The DJ-PO framework (using this reward model) was validated through human evaluation:

  • Study Size: 20 annotators, 200 total rankings
  • Statistical Test: Welch's t-test, t(31.34) = 7.02, p < .001
  • Effect: Images generated with DJ-PO optimization were rated as significantly less stereotypical
  • Mean Rankings:
    • Unoptimized images: M = 2.55, SD = 0.63
    • Optimized images: M = 4.45, SD = 1.03

Limitations and Biases

Known Limitations

  1. Western-Centric Perspective: Trained on annotations from Netherlands-based annotators (8 Dutch, 1 Polish, 1 Turkish)
  2. Age Bias: Annotators averaged 23.7 years old
  3. Synthetic Data Dependency: 90% of training data is paraphrased
  4. Occupation Scope: Focused on professional occupational roles
  5. Cultural Context: May not generalize to non-Western contexts
  6. Score Calibration: Threshold (0.12) determined via KDE on training distribution

Ethical Considerations

  • This model reflects the values and perspectives of a small, demographically limited annotator pool
  • "Diversity" is defined through Western European legal frameworks (Dutch equal treatment law)
  • The model should be used as part of a broader ethical AI strategy, not as a standalone solution
  • Users should validate outputs in their specific cultural and application contexts

Seven Diversification Aspects

The model was trained to recognize prompts that consider these diversity dimensions:

  1. Religion/Belief - Representation beyond dominant religions
  2. Race/Ethnic Origin - Broader ethnic and racial diversity
  3. Gender Identity/Expression - Beyond binary gender stereotypes
  4. Nationality - Global geographic representation
  5. Ability/Disability Status - Including people with diverse abilities
  6. Age/Generational Identity - Representation across age groups
  7. Body Type - Diverse body shapes and sizes

Citation

If you use this model in your research, please cite:

@inproceedings{zwakenberg2025djpo,
  title={Reducing Occupation Stereotypes in T2I models using Reward Models and Prompt Optimization},
  author={Zwakenberg, Alex and Tacoma, Sietske and Mioch, Tina and Peeters, Marieke M. M.},
  booktitle={Proceedings of [Conference Name]},
  year={2025},
  organization={University of Applied Sciences Utrecht}
}

Model Card Authors

Alex Zwakenberg (University of Applied Sciences Utrecht)

Model Card Contact

License

This model is released under the MIT License.
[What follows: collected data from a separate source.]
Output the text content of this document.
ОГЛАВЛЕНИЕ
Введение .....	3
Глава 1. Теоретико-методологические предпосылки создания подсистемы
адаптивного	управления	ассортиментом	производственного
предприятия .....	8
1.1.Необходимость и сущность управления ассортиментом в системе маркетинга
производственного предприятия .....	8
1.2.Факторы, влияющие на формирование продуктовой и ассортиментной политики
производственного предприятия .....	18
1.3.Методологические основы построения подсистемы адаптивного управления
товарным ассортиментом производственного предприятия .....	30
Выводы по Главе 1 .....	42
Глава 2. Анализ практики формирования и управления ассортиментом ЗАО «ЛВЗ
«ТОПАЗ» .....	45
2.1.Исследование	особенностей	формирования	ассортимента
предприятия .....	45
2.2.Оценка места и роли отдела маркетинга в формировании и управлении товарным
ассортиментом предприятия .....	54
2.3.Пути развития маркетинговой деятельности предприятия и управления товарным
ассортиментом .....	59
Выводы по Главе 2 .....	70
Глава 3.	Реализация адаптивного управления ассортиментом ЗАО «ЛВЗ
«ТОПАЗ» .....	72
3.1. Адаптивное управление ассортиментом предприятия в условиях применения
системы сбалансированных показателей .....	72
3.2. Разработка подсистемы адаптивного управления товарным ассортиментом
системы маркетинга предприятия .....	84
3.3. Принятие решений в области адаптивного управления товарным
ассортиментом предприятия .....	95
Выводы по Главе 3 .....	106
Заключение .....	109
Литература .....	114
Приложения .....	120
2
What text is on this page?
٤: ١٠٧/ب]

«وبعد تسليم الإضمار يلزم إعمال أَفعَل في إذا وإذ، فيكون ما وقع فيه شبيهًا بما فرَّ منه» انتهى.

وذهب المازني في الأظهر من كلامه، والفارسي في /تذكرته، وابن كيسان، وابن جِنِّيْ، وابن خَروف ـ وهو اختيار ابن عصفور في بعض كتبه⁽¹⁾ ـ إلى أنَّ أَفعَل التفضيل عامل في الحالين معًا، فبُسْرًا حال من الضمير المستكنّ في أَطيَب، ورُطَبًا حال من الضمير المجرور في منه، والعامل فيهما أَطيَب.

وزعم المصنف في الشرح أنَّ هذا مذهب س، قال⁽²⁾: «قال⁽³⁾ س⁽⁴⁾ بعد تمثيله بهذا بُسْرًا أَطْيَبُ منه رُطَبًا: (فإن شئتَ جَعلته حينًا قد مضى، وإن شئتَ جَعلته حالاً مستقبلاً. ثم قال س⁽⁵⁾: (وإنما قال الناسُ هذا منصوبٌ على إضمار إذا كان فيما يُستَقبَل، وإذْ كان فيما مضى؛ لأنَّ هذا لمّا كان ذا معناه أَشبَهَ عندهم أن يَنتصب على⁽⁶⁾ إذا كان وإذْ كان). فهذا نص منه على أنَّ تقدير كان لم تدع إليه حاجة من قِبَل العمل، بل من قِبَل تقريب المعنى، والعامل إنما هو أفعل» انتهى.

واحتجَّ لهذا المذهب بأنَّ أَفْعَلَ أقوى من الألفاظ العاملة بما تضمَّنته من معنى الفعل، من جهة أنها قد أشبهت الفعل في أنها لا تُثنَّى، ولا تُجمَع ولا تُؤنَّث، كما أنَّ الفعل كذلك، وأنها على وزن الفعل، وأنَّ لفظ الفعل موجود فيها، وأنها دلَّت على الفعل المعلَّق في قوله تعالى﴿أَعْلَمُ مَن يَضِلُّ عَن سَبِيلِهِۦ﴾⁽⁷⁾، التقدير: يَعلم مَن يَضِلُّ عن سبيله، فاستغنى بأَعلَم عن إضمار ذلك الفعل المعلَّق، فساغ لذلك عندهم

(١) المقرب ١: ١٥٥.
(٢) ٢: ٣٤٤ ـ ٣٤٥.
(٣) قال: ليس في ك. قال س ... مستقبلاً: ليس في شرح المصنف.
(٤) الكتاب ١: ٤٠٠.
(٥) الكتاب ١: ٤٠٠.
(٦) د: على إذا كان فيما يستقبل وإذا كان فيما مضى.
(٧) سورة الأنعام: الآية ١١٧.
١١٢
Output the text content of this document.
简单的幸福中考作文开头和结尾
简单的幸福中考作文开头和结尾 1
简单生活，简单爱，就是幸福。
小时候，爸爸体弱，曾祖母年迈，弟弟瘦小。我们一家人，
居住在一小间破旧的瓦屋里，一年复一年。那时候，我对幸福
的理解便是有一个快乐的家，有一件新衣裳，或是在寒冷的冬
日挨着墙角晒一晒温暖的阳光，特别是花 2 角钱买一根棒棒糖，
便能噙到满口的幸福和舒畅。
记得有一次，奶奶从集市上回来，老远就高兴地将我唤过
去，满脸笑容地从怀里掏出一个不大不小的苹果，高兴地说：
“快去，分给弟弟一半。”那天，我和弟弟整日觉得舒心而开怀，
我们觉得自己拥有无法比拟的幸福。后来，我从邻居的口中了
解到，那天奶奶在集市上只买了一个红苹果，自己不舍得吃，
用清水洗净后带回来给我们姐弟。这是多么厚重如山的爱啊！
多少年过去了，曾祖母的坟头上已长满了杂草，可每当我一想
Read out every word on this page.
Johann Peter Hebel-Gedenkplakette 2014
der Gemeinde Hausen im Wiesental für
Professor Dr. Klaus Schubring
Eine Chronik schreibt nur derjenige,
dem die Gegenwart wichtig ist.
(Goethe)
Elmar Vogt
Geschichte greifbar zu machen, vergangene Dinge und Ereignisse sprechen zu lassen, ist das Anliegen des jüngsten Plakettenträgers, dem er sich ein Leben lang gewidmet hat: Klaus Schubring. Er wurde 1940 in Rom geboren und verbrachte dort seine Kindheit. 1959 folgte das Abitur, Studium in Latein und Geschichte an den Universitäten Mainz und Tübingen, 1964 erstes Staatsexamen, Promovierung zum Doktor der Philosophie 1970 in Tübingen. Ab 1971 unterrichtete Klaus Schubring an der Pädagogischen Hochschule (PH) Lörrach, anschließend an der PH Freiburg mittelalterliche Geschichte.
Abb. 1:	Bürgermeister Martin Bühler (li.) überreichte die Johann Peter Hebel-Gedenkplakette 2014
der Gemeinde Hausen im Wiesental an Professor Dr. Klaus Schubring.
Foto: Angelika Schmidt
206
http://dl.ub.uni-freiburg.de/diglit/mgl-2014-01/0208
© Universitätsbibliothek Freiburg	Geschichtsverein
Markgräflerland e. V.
See the LICENSE file for details.

Acknowledgments

This research was supported by:

  • SPRONG project Responsible Applied AI (grant SPR.ALG.01.024)
  • Dutch Government through Regieorgaan SIA
  • Monks for practical feedback and collaboration
  • All volunteer annotators who contributed to the human ranking dataset

Disclaimer: This model is a research prototype. While it demonstrates significant bias reduction in controlled evaluations, it does not eliminate all stereotypical outputs and should be used as part of a comprehensive ethical AI strategy.